Please share your thoughts on this Symphony.


----------



## billeames (Jan 17, 2014)

I happen to have 3 recordings of it. The first is Walter on Marco Polo, kind of weak, but I like that treatment. I have Furtwangler on Orfeo, good but for some reason I listen to Walter more. I also have Barenboim Chicago. I should love that one but I like it. 

I seem to like the Jochum BRSO on BR Klassic, 2 CD's. I will buy it likely, but its very expensive. (spotify currently) The sound is good for1954.

This is a hard piece to really like, but I am liking it. It seems complex. That is the music type I like. A little like Bruckner.


----------



## Weston (Jul 11, 2008)

We need to develop search engines that distinguish between the role of composer and conductor for the age of recording. Mahler was considered a great conductor, but you when you search for Mahler you don't get hundreds of recordings of him conducting Wagner and Beethoven. Furtwangler is a very different outcome. 

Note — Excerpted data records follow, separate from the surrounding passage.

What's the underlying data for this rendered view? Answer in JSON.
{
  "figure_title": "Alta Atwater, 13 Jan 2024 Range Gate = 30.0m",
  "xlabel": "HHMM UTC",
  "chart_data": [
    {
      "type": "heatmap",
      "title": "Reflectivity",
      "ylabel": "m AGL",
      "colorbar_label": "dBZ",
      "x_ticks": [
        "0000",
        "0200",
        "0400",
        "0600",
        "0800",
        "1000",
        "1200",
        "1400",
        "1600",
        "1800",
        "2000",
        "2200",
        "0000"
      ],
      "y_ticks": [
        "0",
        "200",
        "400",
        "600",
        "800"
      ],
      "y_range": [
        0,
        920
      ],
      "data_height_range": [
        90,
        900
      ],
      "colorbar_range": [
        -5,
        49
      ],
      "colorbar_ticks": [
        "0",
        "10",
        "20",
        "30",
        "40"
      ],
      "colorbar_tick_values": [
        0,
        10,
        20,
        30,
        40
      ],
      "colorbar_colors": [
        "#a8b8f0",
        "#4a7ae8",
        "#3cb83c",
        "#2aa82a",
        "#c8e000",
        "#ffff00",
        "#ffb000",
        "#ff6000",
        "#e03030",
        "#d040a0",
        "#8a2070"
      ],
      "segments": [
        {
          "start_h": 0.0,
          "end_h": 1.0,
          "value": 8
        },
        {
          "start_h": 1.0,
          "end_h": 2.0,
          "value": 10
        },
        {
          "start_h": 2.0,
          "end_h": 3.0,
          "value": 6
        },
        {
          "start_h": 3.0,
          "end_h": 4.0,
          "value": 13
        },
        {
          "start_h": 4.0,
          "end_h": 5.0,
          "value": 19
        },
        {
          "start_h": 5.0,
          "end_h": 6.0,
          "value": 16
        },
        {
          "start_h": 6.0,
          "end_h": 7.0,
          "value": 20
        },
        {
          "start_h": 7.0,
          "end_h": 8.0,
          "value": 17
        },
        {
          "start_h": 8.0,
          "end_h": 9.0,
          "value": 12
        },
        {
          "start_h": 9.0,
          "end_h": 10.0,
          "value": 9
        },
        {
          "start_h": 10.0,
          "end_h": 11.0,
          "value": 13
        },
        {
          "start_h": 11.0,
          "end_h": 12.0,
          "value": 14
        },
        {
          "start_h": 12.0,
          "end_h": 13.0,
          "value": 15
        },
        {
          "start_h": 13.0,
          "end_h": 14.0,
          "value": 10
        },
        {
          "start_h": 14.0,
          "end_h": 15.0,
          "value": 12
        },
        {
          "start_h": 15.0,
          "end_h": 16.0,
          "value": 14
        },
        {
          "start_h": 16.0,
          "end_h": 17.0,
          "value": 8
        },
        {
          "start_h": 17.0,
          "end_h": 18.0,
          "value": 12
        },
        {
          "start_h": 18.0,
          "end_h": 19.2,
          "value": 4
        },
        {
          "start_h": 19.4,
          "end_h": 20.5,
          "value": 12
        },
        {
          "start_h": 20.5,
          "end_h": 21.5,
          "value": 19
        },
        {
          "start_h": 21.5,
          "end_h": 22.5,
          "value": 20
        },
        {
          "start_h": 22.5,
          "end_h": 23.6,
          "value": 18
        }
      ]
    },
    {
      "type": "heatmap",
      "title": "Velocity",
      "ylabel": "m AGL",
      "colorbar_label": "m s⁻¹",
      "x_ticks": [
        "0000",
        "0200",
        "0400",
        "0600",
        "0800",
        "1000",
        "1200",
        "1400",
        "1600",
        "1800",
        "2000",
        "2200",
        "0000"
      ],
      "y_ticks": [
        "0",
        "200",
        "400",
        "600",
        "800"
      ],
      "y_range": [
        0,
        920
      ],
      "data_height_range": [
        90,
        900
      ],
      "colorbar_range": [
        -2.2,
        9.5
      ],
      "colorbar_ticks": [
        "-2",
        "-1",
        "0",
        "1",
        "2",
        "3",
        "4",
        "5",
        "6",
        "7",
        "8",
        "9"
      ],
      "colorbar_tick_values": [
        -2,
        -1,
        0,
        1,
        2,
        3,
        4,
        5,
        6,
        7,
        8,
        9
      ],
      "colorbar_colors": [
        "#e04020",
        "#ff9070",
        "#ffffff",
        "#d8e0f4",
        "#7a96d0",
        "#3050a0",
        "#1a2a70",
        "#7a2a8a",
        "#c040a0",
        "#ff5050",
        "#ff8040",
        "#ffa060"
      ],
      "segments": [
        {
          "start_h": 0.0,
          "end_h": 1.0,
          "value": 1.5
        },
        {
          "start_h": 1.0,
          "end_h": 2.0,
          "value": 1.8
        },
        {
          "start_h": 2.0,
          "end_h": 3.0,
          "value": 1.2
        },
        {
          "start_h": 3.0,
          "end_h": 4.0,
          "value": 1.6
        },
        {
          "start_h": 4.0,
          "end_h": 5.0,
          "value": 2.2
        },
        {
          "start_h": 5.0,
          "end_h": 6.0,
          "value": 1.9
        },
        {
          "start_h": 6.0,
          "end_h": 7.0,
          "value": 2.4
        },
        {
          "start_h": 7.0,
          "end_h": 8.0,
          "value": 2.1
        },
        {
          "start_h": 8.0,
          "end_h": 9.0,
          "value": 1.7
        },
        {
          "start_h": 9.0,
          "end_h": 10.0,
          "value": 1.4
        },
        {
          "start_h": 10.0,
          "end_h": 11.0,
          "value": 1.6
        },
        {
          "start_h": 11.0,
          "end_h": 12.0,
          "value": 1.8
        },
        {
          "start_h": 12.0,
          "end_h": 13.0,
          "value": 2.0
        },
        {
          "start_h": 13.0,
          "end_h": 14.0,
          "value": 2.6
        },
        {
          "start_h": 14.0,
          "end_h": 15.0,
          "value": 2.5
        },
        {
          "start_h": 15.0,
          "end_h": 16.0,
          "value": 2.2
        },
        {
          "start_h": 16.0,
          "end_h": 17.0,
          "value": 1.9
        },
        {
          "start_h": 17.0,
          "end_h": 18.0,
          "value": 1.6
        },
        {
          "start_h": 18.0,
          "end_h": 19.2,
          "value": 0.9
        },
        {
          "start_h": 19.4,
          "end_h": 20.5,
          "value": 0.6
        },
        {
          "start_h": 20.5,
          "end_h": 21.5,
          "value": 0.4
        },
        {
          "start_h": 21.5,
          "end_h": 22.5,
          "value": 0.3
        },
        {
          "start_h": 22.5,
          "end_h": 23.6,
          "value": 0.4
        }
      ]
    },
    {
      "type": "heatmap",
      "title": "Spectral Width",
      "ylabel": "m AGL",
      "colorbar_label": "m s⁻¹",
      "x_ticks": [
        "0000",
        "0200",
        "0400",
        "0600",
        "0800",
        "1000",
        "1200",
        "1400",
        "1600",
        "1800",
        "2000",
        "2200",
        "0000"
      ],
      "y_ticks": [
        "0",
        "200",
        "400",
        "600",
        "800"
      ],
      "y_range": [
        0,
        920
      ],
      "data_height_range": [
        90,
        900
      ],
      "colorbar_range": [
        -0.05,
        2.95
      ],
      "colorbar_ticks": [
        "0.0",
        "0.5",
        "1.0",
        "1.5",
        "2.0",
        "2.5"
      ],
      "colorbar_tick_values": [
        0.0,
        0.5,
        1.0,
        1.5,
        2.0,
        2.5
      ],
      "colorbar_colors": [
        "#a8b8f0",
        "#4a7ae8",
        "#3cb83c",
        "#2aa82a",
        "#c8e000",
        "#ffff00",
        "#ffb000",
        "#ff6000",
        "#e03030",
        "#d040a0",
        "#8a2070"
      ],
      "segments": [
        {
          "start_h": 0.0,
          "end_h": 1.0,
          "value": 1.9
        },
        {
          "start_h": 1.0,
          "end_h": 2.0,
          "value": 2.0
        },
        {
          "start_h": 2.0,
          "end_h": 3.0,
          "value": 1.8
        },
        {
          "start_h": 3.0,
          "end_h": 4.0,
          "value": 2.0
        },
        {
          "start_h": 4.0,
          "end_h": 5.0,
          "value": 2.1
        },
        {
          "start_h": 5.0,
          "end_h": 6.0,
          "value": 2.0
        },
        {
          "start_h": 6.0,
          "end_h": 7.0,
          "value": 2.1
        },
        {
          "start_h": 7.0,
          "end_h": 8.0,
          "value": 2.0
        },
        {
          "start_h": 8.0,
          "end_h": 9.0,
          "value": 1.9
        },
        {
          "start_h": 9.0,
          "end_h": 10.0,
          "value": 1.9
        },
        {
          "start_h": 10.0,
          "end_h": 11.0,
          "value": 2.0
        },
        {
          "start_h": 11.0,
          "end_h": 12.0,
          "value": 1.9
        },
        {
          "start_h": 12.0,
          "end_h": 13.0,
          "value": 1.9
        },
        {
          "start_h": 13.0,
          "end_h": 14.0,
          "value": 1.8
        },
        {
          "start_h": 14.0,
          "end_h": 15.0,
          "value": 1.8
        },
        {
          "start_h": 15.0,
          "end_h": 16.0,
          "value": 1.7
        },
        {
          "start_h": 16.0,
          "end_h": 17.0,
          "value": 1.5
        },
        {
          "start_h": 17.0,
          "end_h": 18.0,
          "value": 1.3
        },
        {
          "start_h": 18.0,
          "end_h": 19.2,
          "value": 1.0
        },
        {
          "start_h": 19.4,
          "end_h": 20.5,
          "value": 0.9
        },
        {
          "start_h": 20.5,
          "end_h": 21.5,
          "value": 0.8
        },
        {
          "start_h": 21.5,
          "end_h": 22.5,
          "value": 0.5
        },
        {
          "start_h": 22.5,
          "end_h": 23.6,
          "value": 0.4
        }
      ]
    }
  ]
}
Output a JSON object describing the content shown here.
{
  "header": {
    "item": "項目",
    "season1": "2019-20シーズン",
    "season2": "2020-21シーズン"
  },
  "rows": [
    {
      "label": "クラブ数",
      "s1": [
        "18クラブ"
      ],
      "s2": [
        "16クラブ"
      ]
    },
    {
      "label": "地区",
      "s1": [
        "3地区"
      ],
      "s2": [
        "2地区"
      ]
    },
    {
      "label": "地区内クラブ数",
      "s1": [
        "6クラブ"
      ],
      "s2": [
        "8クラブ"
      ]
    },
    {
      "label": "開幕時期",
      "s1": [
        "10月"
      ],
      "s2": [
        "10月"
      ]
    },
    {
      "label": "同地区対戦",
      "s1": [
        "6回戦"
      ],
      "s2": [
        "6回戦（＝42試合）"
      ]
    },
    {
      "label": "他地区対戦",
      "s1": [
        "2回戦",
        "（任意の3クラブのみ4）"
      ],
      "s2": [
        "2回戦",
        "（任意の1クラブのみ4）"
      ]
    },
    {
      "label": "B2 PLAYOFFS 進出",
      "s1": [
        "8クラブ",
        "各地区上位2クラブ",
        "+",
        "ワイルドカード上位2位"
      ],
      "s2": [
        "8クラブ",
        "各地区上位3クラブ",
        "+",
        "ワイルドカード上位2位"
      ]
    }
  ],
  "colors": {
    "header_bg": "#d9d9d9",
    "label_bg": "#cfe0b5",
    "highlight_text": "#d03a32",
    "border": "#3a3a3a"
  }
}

I appreciate the YouTube link. Spotify and Am*zon seem to be out of the question. I haven't heard any of Bruno Walter's symphonies for the same reason.


----------



## Klassic (Dec 19, 2015)

Furtwängler does have his own voice, but it seems to be given to him by Wagner. If you listen to a Wagner opera and then you listen to this symphony it all makes sense.


----------



## DavidA (Dec 14, 2012)

Furtwangler's music reminds me of what Sviatoslav Richter said when asked why he didn't compose: "There are enough secnd rate composers around!"


----------



## Klassic (Dec 19, 2015)

DavidA said:


> Furtwangler's music reminds me of what Sviatoslav Richter said when asked why he didn't compose: "There are enough secnd rate composers around!"


I completely agree with Richter. I have mined the deep waters of second rate composers; one learns just how rare truly great composers are. I agree that Furtwängler was not a great composer (he was second rate) but I do appreciate his 2nd Symphony from time to time.


----------



## Cosmos (Jun 28, 2013)

I will be honest, I was intrigued more by the idea of the work than the work itself. I got a recording of Barenboim conducting the Chicago Symphony Orchestra, and listened to it while we drove to Wisconsin. I don't know if it was my state of mind or what, but I couldn't concentrate on the work and it didn't really leave an impact on me. I think I listened to just the first two movements before changing to something else.

I'll give it a second chance some time,


----------